The experimental results tell us that the proposed method presents better performances in noise situations. The reason may lie in that CPT is robust to noise. It was shown in [29] that Radon transform is quite robust to noise. We can similarly show that GC derived by CPT from the object is robust to additive noise as a result of summing pixel values to generate GC.

5. Conclusions

In this paper, affine invariant features are extracted by using fractal. A closed curve, which is called GC, is derived from the original input pattern by employing CPT. Due to shearing, affine invariant features cannot be extracted from GC directly. To address this problem, a group of curves (which are called shift curves) are constructed from the obtained GC. Fractal dimensions of these curves can readily be computed and constitute a new feature vector for the original pattern. The derived feature vector is used for object classification tasks. Several experiments have been conducted to evaluate the performance of the proposed method.
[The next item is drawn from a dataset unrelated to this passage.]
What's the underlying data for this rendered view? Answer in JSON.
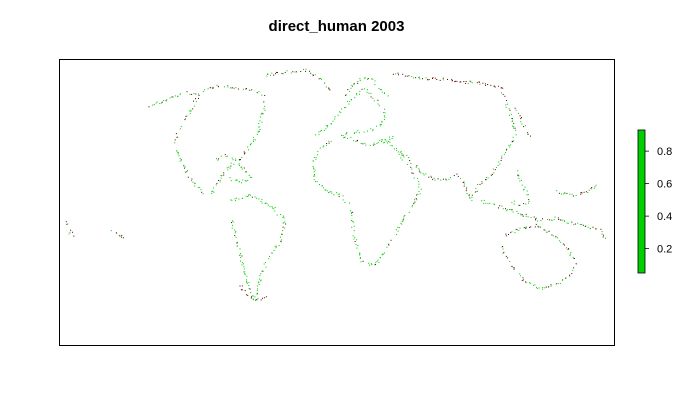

Although satisfying results have been achieved in object classification tasks, some remarks should be made. The performance of CPT depends strongly on the accuracy calculation of the centroid. We are working towards developing method without the centroid. Furthermore, some characteristics of CPT should be further studied.

Acknowledgments

This work was supported in part by the National Science Foundation under Grant 60973157, and Ming Li thanks the supports in part by the 973 plan under the project Grant no. 2011CB302800 and by the National Natural Science Foundation of China under the project Grant nos. 61272402, 61070214, and 60873264.